Je me suis sentie invincible le temps de quelques nuits, sans même qu'ils ne remarquent mes absences répétées. Qui est le plus à même de se faire engueuler ? L'éducateur qui n'a pas pris le soin de vérifier si je dormais bien ou la gamine qui souffre en silence ?
Il n'y a que mon regard qui lui répond. Espérant au fond de moi qu'elle comprenne ma détresse. Mais il n'en est rien.
- Ce weekend, je t'envoie passer deux jours dans un foyer, en plein centre de Paris. T'as intérêt à bien te comporter si tu souhaites un jour sortir d'ici. C'est ta dernière chance, Marie.
Je ne pensais pas qu'on pouvait être aussi aveugle, d'une chose pourtant si évidente.

•••

- On décolle Miss, t'as toutes tes affaires ? contrôle Yohann, son visage souriant dans l'entrebâillement de ma chambre.
Je hoche la tête, glissant la fermeture de mon sac jusqu'à ne plus voir de vêtements en sortir.
On emprunte une voiture de société qui appartient au lieu de vie, pour faire le voyage. Une bonne heure plus tard, la façade d'un immeuble, qui n'a rien à envier au couvent dans lequel je loge, se présente à moi. Haut de plusieurs étages, un grillage noir en guise de porte, nous nous immisçons dans l'enceinte du foyer "Jenner".
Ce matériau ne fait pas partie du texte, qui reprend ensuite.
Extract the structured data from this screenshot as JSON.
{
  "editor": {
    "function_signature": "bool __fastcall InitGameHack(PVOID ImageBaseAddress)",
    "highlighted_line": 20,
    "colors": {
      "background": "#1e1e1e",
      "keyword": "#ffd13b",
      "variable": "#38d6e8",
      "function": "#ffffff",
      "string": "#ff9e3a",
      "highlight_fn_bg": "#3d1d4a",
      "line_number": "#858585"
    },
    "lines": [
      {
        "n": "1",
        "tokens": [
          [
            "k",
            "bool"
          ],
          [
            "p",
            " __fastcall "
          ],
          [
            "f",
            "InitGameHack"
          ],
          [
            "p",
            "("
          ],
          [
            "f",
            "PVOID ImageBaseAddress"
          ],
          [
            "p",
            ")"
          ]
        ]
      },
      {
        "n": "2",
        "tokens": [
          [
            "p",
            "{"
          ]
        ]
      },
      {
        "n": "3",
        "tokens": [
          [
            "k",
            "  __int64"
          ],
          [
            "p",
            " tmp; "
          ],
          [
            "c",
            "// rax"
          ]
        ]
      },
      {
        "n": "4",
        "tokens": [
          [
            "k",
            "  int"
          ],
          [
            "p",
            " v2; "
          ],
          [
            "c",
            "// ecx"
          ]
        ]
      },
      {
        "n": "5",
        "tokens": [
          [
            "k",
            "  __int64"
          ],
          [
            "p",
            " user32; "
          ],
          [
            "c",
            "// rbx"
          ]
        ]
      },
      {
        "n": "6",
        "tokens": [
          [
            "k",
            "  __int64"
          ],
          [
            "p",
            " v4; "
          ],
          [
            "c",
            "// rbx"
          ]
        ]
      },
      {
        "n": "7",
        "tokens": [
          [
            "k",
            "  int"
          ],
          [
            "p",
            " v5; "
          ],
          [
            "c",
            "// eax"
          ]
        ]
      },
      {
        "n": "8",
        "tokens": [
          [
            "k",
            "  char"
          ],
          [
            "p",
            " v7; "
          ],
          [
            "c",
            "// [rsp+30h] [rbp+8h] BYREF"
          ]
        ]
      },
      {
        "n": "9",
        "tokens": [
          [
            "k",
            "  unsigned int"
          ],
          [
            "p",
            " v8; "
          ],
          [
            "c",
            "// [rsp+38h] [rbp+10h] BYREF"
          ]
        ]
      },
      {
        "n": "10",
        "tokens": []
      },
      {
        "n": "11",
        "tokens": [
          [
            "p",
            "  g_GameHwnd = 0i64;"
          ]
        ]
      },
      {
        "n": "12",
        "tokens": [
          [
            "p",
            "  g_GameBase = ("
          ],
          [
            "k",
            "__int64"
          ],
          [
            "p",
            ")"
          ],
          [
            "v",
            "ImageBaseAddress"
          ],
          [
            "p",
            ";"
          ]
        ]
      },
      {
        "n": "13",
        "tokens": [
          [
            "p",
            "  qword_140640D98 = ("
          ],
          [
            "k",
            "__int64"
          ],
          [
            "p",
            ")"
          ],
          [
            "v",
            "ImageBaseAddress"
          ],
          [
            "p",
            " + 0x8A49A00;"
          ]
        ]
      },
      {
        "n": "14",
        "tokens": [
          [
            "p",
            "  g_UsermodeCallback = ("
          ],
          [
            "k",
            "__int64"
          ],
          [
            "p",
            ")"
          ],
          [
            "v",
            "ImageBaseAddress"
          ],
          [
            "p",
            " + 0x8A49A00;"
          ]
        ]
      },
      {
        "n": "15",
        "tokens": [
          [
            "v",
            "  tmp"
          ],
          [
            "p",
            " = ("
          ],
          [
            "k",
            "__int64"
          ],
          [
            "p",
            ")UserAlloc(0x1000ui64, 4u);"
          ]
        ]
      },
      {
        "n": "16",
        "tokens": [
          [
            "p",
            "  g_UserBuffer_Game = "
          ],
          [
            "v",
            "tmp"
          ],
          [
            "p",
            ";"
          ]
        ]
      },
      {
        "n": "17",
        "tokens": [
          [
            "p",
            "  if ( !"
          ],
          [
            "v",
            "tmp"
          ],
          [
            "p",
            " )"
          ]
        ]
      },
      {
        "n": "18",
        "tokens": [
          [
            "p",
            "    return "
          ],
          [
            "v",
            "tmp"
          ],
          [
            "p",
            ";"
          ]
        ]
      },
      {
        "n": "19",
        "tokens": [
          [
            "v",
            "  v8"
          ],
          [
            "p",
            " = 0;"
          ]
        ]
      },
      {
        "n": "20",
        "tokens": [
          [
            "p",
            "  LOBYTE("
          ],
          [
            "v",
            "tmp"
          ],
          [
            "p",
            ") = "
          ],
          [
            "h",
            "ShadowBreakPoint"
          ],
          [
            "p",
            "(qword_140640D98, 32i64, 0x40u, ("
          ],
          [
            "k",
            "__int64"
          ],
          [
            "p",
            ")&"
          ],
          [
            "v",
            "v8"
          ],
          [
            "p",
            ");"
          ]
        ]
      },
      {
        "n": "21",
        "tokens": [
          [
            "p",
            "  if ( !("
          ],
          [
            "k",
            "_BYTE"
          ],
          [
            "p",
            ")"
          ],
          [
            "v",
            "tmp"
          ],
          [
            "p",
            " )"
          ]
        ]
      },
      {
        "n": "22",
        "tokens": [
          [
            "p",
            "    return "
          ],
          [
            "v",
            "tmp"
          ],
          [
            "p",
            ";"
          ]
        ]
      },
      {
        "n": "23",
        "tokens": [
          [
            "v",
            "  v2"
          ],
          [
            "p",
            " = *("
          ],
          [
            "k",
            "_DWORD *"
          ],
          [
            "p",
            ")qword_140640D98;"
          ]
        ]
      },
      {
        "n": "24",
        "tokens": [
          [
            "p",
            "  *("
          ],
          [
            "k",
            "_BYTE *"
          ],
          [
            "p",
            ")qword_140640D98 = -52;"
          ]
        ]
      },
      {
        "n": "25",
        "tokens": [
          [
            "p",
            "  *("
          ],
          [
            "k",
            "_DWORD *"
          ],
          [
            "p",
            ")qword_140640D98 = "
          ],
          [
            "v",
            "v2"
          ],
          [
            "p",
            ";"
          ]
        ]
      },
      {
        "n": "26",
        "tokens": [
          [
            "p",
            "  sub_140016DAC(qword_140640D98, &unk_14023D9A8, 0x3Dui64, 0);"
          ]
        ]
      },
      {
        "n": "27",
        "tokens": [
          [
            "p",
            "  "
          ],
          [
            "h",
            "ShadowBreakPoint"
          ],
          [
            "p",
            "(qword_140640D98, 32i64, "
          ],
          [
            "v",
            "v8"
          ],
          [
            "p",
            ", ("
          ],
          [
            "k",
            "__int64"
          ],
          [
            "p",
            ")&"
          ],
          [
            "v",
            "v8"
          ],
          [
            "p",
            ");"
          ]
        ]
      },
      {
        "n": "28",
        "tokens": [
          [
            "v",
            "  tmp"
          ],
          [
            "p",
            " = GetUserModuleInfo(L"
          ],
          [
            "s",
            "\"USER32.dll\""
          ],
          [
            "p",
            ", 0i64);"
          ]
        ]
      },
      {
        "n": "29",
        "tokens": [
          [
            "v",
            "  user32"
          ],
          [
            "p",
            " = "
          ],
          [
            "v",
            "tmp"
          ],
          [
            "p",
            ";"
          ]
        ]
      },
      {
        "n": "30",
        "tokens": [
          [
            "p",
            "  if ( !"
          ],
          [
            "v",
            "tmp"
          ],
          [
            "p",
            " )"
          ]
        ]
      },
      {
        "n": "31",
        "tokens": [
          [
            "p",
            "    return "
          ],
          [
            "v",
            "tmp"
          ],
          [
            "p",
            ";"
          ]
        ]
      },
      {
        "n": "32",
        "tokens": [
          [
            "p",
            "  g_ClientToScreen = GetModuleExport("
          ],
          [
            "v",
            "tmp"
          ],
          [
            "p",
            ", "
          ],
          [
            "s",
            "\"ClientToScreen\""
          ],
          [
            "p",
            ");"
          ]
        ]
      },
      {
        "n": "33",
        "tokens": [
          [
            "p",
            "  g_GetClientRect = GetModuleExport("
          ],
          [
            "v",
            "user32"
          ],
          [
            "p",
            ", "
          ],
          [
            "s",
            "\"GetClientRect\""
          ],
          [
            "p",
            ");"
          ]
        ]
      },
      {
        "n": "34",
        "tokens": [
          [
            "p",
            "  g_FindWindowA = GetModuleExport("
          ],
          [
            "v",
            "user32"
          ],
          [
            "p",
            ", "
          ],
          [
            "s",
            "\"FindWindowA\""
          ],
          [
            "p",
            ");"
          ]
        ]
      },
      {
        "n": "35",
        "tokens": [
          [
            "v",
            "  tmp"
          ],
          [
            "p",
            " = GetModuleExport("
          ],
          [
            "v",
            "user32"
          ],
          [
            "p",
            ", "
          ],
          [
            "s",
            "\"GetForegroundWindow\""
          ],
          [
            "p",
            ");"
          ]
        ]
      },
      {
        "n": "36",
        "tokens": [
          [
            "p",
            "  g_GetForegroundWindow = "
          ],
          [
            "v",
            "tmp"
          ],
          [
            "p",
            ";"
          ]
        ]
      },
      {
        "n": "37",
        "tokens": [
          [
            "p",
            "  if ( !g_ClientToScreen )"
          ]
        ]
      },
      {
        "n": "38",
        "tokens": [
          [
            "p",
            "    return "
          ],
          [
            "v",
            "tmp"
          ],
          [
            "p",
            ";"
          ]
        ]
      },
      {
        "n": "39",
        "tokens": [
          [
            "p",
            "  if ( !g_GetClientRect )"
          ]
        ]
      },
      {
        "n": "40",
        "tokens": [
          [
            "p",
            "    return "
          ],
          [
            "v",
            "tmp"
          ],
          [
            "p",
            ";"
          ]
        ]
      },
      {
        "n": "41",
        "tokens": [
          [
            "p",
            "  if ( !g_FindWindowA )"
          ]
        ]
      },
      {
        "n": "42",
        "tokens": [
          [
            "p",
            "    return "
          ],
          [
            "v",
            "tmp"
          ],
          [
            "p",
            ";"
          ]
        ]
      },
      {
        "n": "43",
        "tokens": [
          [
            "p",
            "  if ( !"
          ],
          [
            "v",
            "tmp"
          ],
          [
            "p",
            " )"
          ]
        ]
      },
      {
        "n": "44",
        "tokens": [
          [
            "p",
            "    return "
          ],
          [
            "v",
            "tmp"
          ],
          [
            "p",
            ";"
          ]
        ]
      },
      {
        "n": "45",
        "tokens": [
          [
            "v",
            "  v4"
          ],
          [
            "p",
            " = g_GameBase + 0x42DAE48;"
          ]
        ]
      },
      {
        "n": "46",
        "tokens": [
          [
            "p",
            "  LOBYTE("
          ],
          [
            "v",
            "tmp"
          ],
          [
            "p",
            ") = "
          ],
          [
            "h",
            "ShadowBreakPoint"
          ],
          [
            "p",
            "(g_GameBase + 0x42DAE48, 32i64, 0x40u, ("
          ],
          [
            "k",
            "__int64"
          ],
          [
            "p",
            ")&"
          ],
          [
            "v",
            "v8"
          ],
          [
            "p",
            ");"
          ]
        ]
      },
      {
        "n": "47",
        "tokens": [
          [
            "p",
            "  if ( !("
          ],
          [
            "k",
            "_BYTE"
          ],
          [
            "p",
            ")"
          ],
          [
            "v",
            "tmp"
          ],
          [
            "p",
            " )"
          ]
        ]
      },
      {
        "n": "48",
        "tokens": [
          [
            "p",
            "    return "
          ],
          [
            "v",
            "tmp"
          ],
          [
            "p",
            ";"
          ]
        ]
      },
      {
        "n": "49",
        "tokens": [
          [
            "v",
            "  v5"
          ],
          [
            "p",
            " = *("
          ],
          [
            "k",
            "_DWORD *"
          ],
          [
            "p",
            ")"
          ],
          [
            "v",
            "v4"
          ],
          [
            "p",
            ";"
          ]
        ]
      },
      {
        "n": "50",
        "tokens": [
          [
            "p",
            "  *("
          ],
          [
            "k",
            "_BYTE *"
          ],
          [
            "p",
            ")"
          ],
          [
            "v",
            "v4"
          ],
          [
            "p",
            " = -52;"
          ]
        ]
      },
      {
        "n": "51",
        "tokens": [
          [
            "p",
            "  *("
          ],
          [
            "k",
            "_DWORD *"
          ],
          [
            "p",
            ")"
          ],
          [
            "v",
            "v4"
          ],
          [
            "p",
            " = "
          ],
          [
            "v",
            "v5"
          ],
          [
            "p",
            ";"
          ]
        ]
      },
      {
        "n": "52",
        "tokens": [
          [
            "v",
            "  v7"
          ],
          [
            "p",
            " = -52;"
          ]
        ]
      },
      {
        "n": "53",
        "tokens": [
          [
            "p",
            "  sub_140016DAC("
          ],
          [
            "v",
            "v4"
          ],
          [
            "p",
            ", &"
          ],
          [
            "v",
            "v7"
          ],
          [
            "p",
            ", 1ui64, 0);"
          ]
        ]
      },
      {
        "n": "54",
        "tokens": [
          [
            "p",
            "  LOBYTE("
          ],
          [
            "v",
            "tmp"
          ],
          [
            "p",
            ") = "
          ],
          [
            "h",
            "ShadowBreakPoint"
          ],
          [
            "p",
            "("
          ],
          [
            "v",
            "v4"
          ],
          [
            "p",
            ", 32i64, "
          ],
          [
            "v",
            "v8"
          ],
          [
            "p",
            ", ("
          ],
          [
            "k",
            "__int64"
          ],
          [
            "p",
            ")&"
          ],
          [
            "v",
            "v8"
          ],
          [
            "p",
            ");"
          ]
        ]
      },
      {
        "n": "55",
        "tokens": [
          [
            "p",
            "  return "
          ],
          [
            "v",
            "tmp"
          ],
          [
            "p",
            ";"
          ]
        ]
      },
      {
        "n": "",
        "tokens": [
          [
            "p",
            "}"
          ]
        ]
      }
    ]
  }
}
Je suis accueillie par différents jeunes, garçons comme filles. Enfin de la mixité ! Ils me font visiter les lieux rapidement. Ici, les groupes se composent en fonction de notre âge. J'atterris donc au cinquième, dans la chambre d'une fille qui est absente pour le weekend. Les locaux sont récents, colorés, vivants. Je m'y sens rapidement paisible, en confiance. Comme à mon habitude, ma réserve et mon esprit me guident à être dans l'observation. Pourtant, ma langue se délie, mon sourire n'est pas forcé, mon rire encore moins.
Les jours passent à une vitesse folle et je n'ai déjà qu'une envie : revenir.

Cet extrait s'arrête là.